The experiences of our recent tragic history, characterized by a senseless civil war that cost the lives of an estimated 250,000 people and almost completely decimated our country, must remain a stark reminder for Liberians that we should know war no more.

As we all know very well, violence and bullets do not discriminate - a clear example being that there is hardly any Liberian individual or family that was not affected by the devastating civil war.

As a consequence of the years of instability and war, Liberia, which is endowed with abundant natural resources, suffered one of the worst economic collapses of any country since World War II, and became one of the poorest in the world, ranking 174th out of 186 countries on the Human Development Index.

However, by God's Grace and because of the resilience of the Liberian people, with very strong support from the international community, Liberia, which degenerated into a failed state, has emerged on the global stage as a post-conflict success. With its nascent multi-party democracy thriving, Liberians are enjoying an unprecedented level of freedom in the country.

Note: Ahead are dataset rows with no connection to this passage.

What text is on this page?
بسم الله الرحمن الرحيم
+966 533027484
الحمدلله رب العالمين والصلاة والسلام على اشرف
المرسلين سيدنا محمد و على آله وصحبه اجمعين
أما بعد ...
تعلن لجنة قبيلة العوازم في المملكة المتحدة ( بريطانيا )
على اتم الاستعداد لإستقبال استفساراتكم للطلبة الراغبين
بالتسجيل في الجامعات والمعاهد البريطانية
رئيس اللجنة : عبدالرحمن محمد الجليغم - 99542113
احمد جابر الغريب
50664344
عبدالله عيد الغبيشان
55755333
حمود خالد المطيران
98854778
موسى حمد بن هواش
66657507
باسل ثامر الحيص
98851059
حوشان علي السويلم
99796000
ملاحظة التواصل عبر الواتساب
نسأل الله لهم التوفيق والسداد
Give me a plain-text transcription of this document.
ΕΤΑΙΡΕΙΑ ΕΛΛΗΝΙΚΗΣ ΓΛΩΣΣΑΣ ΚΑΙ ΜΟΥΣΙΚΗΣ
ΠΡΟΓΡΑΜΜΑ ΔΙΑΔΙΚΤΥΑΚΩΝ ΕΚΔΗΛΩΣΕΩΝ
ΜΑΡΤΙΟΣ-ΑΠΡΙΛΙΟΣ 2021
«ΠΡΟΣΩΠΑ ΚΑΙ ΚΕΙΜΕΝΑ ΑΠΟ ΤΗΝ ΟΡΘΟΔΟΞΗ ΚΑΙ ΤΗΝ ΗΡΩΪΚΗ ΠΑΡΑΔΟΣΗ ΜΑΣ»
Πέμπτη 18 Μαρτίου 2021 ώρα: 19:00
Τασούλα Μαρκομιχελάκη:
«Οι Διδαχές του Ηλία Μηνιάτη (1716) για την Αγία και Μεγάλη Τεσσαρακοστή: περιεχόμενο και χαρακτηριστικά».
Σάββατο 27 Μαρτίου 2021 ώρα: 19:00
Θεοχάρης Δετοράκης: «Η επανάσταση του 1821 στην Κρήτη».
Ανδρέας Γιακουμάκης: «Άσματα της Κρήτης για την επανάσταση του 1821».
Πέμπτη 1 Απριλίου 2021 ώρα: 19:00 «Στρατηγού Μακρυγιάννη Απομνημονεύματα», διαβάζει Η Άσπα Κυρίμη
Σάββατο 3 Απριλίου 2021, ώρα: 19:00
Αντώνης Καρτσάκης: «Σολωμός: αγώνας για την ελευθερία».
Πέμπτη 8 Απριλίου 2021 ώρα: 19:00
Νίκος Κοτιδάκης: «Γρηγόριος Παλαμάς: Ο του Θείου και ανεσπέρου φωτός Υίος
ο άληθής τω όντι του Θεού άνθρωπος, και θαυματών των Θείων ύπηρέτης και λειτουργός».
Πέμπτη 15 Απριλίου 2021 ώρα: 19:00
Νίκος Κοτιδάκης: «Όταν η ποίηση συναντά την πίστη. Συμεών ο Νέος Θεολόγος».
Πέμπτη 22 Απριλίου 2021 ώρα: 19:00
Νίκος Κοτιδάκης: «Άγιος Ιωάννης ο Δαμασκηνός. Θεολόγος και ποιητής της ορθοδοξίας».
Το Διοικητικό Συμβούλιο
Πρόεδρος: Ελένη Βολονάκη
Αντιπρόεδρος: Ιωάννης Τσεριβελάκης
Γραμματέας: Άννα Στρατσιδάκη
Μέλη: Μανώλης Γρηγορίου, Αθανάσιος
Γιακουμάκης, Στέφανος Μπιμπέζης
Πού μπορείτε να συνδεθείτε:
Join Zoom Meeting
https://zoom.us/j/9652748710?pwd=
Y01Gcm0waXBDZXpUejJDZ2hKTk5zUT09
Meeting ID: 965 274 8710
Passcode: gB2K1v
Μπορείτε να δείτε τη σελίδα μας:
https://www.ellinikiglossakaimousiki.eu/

Under the leadership of President Sirleaf, the rebuilding of war-torn Liberia started from scratch, even while the country was saddled with a debt burden of billions of dollars and was internationally blacklisted. Since then, Liberia has continued on a course of progress in all aspects of national endeavors. The progress includes the cancellation of $4.9 billion debt under the Heavily Indebted Poor Countries (HIPC) Initiative.

From infrastructural development, such as rehabilitation and construction of roads, medical and educational facilities, provision of electricity and pipe-borne water, to the institution of policies and programs in order to strengthen national security and institutions, progress has been steady.

For example, a visit to Monrovia today is characterized by paved roads, street and traffic lights, whereas, just a few years ago the nation's capital was dark and traffic on any major road was snarled due to potholes and puddles. Monrovia is being transformed more into a cosmopolitan city, with a skyline that is changing rapidly with beautiful structures that have been or are being erected throughout the city and its environs.